Si nos suzerains technologiques réussissent, l’avenir sera magnifique. Imaginez un jeune homme vivant dans une maison aussi belle que tout ce qu’il peut imaginer ; le mobilier est moderne et ses fenêtres donnent sur des scènes de cascades tropicales et l’océan perpétuellement au coucher du soleil. Chaque objet qu’il pourrait souhaiter collectionner tapisse les murs de cet espace, et il peut s’adonner à toutes les passions. Il peut appeler ses amis pour qu’ils le rejoignent à tout moment, et chaque film, œuvre d’art, jeu vidéo, émission de télévision ou livre jamais produit est instantanément disponible.

Il a besoin de quitter cet espace, ce métavers, uniquement pour dormir ou manger ou répondre à d’autres besoins physiques inévitables. Mais lorsqu’il retire son casque futuriste Oculus, il est soudainement réintégré dans une réalité physique très différente.
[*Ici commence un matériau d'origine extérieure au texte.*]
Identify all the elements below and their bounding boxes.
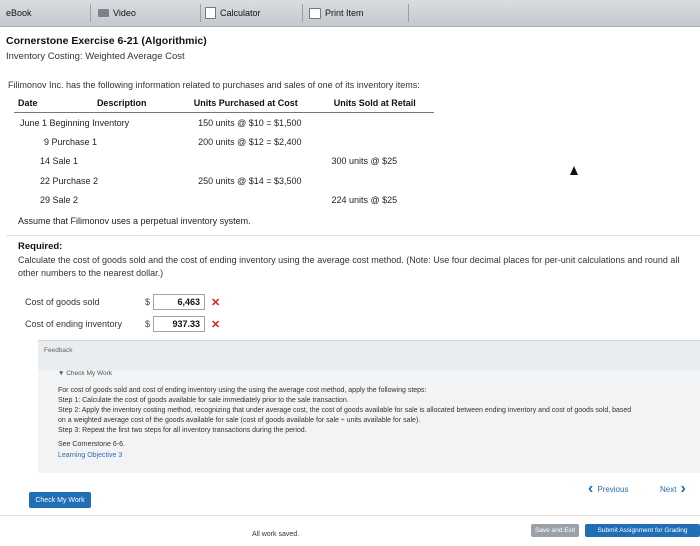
feedback-step-3: Step 3: Repeat the first two steps for a…	[58, 427, 307, 434]
cell-date: 9	[44, 137, 50, 148]
toolbar-divider	[408, 4, 409, 22]
page-title: Cornerstone Exercise 6-21 (Algorithmic)	[6, 35, 207, 47]
previous-label: Previous	[597, 484, 629, 494]
toolbar-divider	[200, 4, 201, 22]
check-my-work-button[interactable]: Check My Work	[29, 492, 91, 508]
table-header-row: Date Description Units Purchased at Cost…	[14, 94, 434, 113]
ending-inventory-input[interactable]: 937.33	[153, 316, 205, 332]
feedback-header[interactable]: Feedback	[38, 340, 700, 371]
print-button[interactable]: Print Item	[309, 0, 364, 26]
chevron-left-icon: ‹	[588, 480, 594, 497]
toolbar-divider	[302, 4, 303, 22]
column-header-description: Description	[67, 94, 177, 113]
column-header-date: Date	[14, 94, 68, 113]
feedback-line: For cost of goods sold and cost of endin…	[58, 387, 427, 394]
next-button[interactable]: Next ›	[660, 480, 686, 497]
print-icon	[309, 7, 321, 19]
column-header-units-sold: Units Sold at Retail	[315, 94, 434, 113]
cell-description: Purchase 2	[52, 175, 99, 186]
feedback-label: Feedback	[44, 347, 73, 354]
check-my-work-toggle[interactable]: ▼ Check My Work	[58, 370, 112, 377]
incorrect-x-icon: ✕	[211, 318, 221, 331]
next-label: Next	[660, 484, 677, 494]
cell-purchased	[176, 152, 315, 171]
feedback-step-2-cont: on a weighted average cost of the goods …	[58, 417, 421, 424]
table-row: 14 Sale 1 300 units @ $25	[14, 152, 434, 171]
page-subtitle: Inventory Costing: Weighted Average Cost	[6, 51, 185, 62]
cell-description: Sale 2	[52, 195, 79, 206]
print-label: Print Item	[325, 8, 364, 18]
calculator-label: Calculator	[220, 8, 261, 18]
cell-sold	[315, 113, 434, 133]
cell-sold: 300 units @ $25	[331, 156, 398, 167]
ebook-tab[interactable]: eBook	[6, 0, 32, 26]
cogs-currency: $	[145, 297, 151, 307]
video-label: Video	[113, 8, 136, 18]
footer-bar: All work saved. Save and Exit Submit Ass…	[0, 515, 700, 546]
table-row: June 1 Beginning Inventory 150 units @ $…	[14, 113, 434, 133]
cell-purchased: 250 units @ $14 = $3,500	[198, 175, 302, 186]
cell-date: 29	[40, 195, 51, 206]
cell-description: Sale 1	[52, 156, 79, 167]
cogs-input[interactable]: 6,463	[153, 294, 205, 310]
incorrect-x-icon: ✕	[211, 296, 221, 309]
table-cell-date-desc: June 1 Beginning Inventory	[14, 113, 176, 133]
required-label: Required:	[18, 241, 63, 252]
table-cell-date-desc: 9 Purchase 1	[14, 132, 176, 151]
assumption-text: Assume that Filimonov uses a perpetual i…	[18, 216, 251, 226]
ending-inventory-currency: $	[145, 319, 151, 329]
cogs-label: Cost of goods sold	[25, 297, 100, 307]
ebook-label: eBook	[6, 8, 32, 18]
feedback-step-1: Step 1: Calculate the cost of goods avai…	[58, 397, 349, 404]
table-row: 9 Purchase 1 200 units @ $12 = $2,400	[14, 132, 434, 151]
column-header-units-purchased: Units Purchased at Cost	[176, 94, 316, 113]
cell-purchased	[176, 191, 315, 210]
table-cell-date-desc: 22 Purchase 2	[14, 171, 176, 190]
learning-objective-link[interactable]: Learning Objective 3	[58, 452, 122, 459]
cell-date: 14	[40, 156, 51, 167]
video-icon	[98, 9, 109, 17]
cell-date: 22	[40, 175, 51, 186]
cogs-row: Cost of goods sold $ 6,463 ✕	[25, 294, 220, 310]
calculator-button[interactable]: Calculator	[205, 0, 261, 26]
cell-purchased: 150 units @ $10 = $1,500	[198, 117, 302, 128]
intro-text: Filimonov Inc. has the following informa…	[8, 80, 420, 90]
save-and-exit-button[interactable]: Save and Exit	[531, 524, 579, 537]
cell-description: Beginning Inventory	[49, 117, 130, 128]
video-button[interactable]: Video	[98, 0, 136, 26]
cell-sold	[315, 171, 434, 190]
cell-date: June 1	[20, 117, 48, 128]
top-toolbar: eBook Video Calculator Print Item	[0, 0, 700, 27]
ending-inventory-row: Cost of ending inventory $ 937.33 ✕	[25, 316, 220, 332]
cell-description: Purchase 1	[51, 137, 98, 148]
submit-assignment-button[interactable]: Submit Assignment for Grading	[585, 524, 700, 537]
table-cell-date-desc: 29 Sale 2	[14, 191, 176, 210]
cell-sold	[315, 132, 434, 151]
chevron-right-icon: ›	[680, 480, 686, 497]
table-row: 22 Purchase 2 250 units @ $14 = $3,500	[14, 171, 434, 190]
cell-purchased: 200 units @ $12 = $2,400	[198, 137, 302, 148]
ending-inventory-label: Cost of ending inventory	[25, 319, 123, 329]
instructions-text: Calculate the cost of goods sold and the…	[18, 255, 680, 278]
feedback-see-reference: See Cornerstone 6-6.	[58, 441, 125, 448]
feedback-step-2: Step 2: Apply the inventory costing meth…	[58, 407, 632, 414]
cell-sold: 224 units @ $25	[331, 195, 398, 206]
mouse-cursor-icon	[570, 166, 578, 175]
inventory-table: Date Description Units Purchased at Cost…	[14, 94, 434, 210]
table-row: 29 Sale 2 224 units @ $25	[14, 191, 434, 210]
required-section: Required: Calculate the cost of goods so…	[6, 235, 700, 339]
feedback-panel: ▼ Check My Work For cost of goods sold a…	[38, 370, 700, 473]
calculator-icon	[205, 7, 216, 19]
toolbar-divider	[90, 4, 91, 22]
table-cell-date-desc: 14 Sale 1	[14, 152, 176, 171]
save-status: All work saved.	[252, 531, 300, 538]
previous-button[interactable]: ‹ Previous	[588, 480, 629, 497]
Dans le monde « réel », il n’est qu’un type assis seul dans un petit appartement sale. Les murs loués sont sans fioritures. Le matelas sur lequel il dort est sale et gris ; ses meubles en plastique sont cassés et ébréchés ; il est tout seul. Et, à vrai dire, il est parfaitement satisfait de cet état de fait. Pourquoi gaspiller des ressources à améliorer cette sphère brute – connue sous le nom dérisoire de « meatspace » – alors que son autre vie virtuelle est aussi parfaite que l’imagination humaine le permet ?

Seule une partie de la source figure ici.